# How to Get Reliable Labels on Agent Trajectories

Source: https://www.potatoannotator.com/blog/annotating-agent-trajectories-reliably

Labeling a tweet is one decision. Labeling an agent trajectory is dozens: every step in the run is a small judgment, and the judgments depend on each other. That is what makes trajectory annotation its own problem. Two careful people will usually agree on whether a run succeeded, then disagree about which of its twelve steps was the one that went wrong. If you do not design for that gap, your "labeled" trajectory data is quietly unreliable, and the reward model or the debugging analysis you build on it inherits the noise.

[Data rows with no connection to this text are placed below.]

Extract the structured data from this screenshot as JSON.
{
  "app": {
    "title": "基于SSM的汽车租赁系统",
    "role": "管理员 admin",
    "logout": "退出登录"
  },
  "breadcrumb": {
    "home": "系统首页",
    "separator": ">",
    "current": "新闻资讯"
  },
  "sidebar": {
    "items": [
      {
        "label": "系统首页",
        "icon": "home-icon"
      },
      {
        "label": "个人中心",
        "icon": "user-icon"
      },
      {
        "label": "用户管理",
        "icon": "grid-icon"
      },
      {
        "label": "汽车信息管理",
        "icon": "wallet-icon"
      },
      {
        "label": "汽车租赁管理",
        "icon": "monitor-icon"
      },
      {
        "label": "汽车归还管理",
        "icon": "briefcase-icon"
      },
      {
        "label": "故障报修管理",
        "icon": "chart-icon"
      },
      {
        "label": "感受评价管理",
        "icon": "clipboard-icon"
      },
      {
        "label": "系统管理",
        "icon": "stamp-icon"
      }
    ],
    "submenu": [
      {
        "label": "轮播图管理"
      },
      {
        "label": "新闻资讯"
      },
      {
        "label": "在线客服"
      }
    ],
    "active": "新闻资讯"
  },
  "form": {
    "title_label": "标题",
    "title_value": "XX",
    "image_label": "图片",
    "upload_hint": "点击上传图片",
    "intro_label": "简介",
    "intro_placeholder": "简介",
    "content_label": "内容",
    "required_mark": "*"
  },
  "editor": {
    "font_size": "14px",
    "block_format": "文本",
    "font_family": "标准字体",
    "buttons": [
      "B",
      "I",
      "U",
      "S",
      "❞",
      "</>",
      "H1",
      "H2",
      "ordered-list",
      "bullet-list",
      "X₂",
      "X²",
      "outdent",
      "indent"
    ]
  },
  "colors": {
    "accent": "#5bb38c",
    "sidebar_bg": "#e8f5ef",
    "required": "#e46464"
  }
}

**A trajectory is the full trace of an agent's run: its goal, and then each step's reasoning, tool call, and observation. Annotating one means judging the run overall and marking where individual steps went wrong. The whole-run label is easy to agree on; the step-level labels are not, and that is exactly where the useful signal lives. Reliable trajectory data comes from a tight error taxonomy, per-step agreement measured on purpose, and a way to resolve disagreement.** This post is about getting those three things right.

## What makes a trajectory hard to annotate

The difficulty is not the volume of steps. It is that the steps are not independent.

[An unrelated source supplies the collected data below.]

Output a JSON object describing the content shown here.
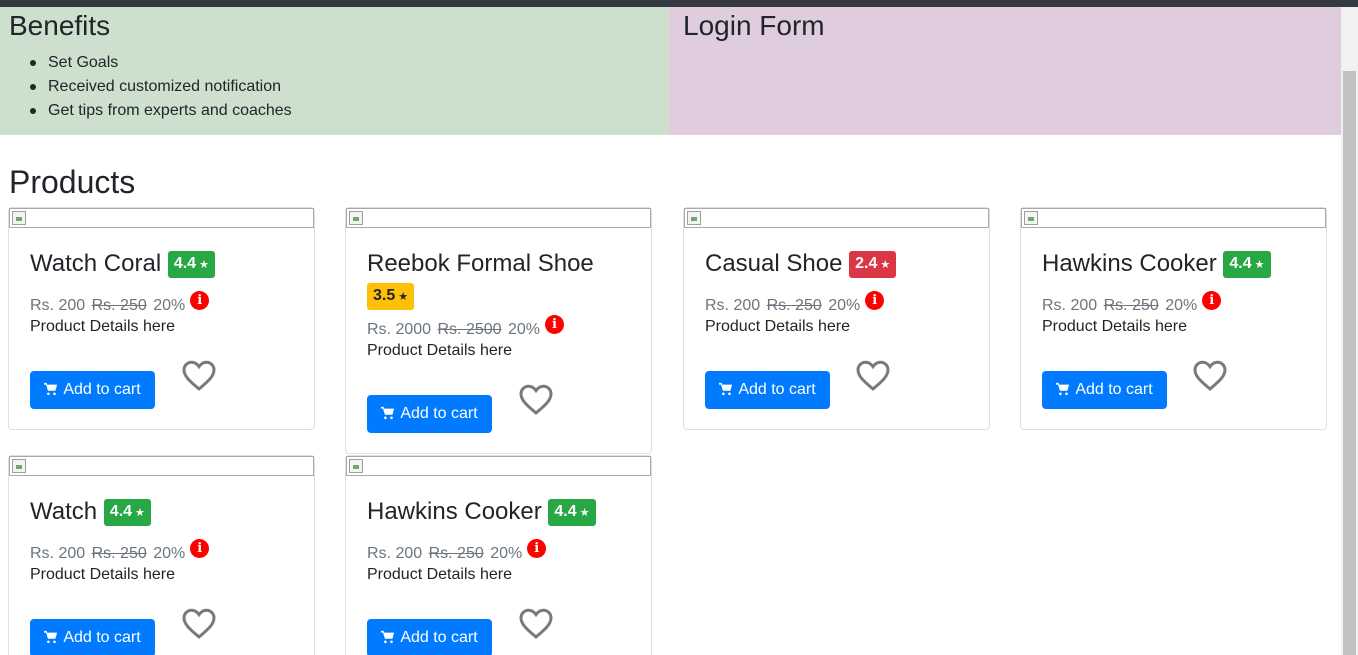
{
  "benefits": {
    "title": "Benefits",
    "items": [
      "Set Goals",
      "Received customized notification",
      "Get tips from experts and coaches"
    ]
  },
  "login": {
    "title": "Login Form"
  },
  "products": {
    "title": "Products",
    "cart_label": "Add to cart",
    "details_label": "Product Details here",
    "info_glyph": "i",
    "star_glyph": "★",
    "items": [
      {
        "name": "Watch Coral",
        "rating": "4.4",
        "rating_color": "#28a745",
        "price": "Rs. 200",
        "old_price": "Rs. 250",
        "discount": "20%"
      },
      {
        "name": "Reebok Formal Shoe",
        "rating": "3.5",
        "rating_color": "#ffc107",
        "price": "Rs. 2000",
        "old_price": "Rs. 2500",
        "discount": "20%"
      },
      {
        "name": "Casual Shoe",
        "rating": "2.4",
        "rating_color": "#dc3545",
        "price": "Rs. 200",
        "old_price": "Rs. 250",
        "discount": "20%"
      },
      {
        "name": "Hawkins Cooker",
        "rating": "4.4",
        "rating_color": "#28a745",
        "price": "Rs. 200",
        "old_price": "Rs. 250",
        "discount": "20%"
      },
      {
        "name": "Watch",
        "rating": "4.4",
        "rating_color": "#28a745",
        "price": "Rs. 200",
        "old_price": "Rs. 250",
        "discount": "20%"
      },
      {
        "name": "Hawkins Cooker",
        "rating": "4.4",
        "rating_color": "#28a745",
        "price": "Rs. 200",
        "old_price": "Rs. 250",
        "discount": "20%"
      }
    ]
  },
  "icons": {
    "product_image": "broken-image-icon",
    "cart": "cart-icon",
    "wishlist": "heart-outline-icon",
    "info": "info-icon"
  },
  "colors": {
    "primary": "#007bff",
    "benefits_bg": "#cddfcd",
    "login_bg": "#dfcddf",
    "info": "#ff0000",
    "navbar": "#343a40"
  }
}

- **Error attribution.** When a run fails, the visible failure is often several steps downstream of the real mistake. The agent made a bad plan at step 3, and it surfaced as a wrong answer at step 11. Two annotators watching the same run can both be right that "this step is wrong" while disagreeing about which step to blame.
- **Cascading effects.** Once a step goes wrong, everything after it is contaminated. Is a later step "wrong" on its own terms, or only wrong because it inherited a bad state? Annotators need a rule for this, or they will split.
- **Hidden state.** The agent's reasoning is not always in the trace, and its tools have side effects you cannot see. [τ-bench (Yao et al., 2024)](https://arxiv.org/abs/2406.12045) handles this by checking the database state at the end of a run against an annotated goal state, because you often cannot judge correctness from the transcript alone.
- **Subjective "necessity."** Whether a step was *unnecessary* rather than *wrong* is a judgment call, and it is one of the least reliable labels in practice. A redundant search is not an error, but it is not clean either.

## Design the taxonomy before you label

The taxonomy is the part that decides your data quality, and it is worth building deliberately. The strongest evidence for this is that the good agent-failure datasets were built exactly this way. [MAST, the Multi-Agent System Failure Taxonomy (Cemri et al., 2025)](https://arxiv.org/abs/2503.13657), came out of expert annotators studying 150 traces, iterating on categories until they reached a Cohen's kappa of 0.88, and only then scaling to 1600-plus traces across its 14 failure modes. The reliability came from the taxonomy work, not from more annotators.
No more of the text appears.